The Court noted that it had previously announced a burden-shifting rule and embraced the harmless error standard for race-based prosecutorial misconduct claims in Monday. “When a defendant shows that the prosecutors committed race-based misconduct, the burden shifts to the State to prove the misconduct was harmless beyond a reasonable doubt,” the Monday Court instructed.

But as evidenced by the prosecutor’s behavior in the present case as well as the Court of Appeals affirming Zamora’s convictions, the Court determined that “Monday’s past effort to address race-based prosecutorial misconduct by applying a harmless error standard has proved insufficient to deter such conduct.”

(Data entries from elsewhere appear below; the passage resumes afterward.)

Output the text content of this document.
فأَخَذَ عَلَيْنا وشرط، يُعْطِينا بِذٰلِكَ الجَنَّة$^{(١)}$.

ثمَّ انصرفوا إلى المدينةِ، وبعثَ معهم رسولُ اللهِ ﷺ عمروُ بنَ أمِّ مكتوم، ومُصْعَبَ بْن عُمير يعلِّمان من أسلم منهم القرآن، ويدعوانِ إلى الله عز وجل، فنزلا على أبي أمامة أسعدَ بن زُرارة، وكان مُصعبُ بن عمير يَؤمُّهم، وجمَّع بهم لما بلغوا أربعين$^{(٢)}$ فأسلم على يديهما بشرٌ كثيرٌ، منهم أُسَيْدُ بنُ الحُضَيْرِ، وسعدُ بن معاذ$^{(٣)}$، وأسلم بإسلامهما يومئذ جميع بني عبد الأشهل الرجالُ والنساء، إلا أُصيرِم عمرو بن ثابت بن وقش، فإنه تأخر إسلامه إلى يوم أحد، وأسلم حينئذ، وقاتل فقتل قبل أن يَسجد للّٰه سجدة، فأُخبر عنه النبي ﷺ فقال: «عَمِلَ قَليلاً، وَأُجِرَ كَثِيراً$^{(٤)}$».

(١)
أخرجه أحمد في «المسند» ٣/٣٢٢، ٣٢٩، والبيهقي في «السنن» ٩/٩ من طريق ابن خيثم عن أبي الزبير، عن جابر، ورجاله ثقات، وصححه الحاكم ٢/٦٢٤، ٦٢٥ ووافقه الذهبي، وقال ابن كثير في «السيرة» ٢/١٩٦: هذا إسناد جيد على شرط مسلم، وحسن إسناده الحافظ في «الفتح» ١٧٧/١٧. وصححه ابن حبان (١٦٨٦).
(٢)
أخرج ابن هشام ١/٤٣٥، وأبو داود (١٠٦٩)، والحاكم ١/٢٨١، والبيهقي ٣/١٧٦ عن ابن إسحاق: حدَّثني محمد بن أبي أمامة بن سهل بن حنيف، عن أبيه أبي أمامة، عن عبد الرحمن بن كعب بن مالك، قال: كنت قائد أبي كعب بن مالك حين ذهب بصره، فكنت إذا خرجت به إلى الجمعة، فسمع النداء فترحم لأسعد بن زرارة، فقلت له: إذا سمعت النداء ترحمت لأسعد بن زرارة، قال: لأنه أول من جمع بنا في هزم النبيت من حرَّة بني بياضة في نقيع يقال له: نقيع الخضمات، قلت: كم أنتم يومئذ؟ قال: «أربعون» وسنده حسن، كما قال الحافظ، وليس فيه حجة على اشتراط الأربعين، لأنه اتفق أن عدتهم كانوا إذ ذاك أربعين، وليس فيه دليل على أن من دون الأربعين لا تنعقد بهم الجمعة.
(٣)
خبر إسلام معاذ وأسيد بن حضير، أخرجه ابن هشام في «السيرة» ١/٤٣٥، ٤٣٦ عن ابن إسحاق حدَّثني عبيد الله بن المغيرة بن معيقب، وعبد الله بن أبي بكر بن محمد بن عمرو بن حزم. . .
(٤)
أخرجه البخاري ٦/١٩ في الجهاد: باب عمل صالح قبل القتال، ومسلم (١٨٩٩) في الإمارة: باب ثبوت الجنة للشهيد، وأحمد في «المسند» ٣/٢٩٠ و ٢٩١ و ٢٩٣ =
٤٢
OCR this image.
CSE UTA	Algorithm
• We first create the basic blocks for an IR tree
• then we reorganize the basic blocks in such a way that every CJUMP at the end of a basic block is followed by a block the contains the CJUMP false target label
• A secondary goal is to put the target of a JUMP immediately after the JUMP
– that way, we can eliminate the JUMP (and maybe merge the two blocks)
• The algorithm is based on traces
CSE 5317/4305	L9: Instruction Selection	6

Thus, the Court announced that it is replacing the harmless-error standard set forth in Monday and adopting the “tested and proven rule of automatic reversal,” as follows: “when a prosecutor flagrantly or apparently intentionally appeals to a juror’s potential racial or ethnic prejudice, bias, or stereotypes, the resulting prejudice is incurable and requires reversal. This conclusion is consistent with our constitutional principles and reasoning discussed in Monday.”

Applying the newly announced standard to the present case, the Court held that the “prosecutor … committed race-based misconduct during voir dire, and the resulting prejudice to the defendant is incurable and required reversal.”

Accordingly, the Court reversed the Court of Appeals and vacated Zamora’s convictions. See: State v. Zamora, 512 P.3d 512 (Wash. 2022).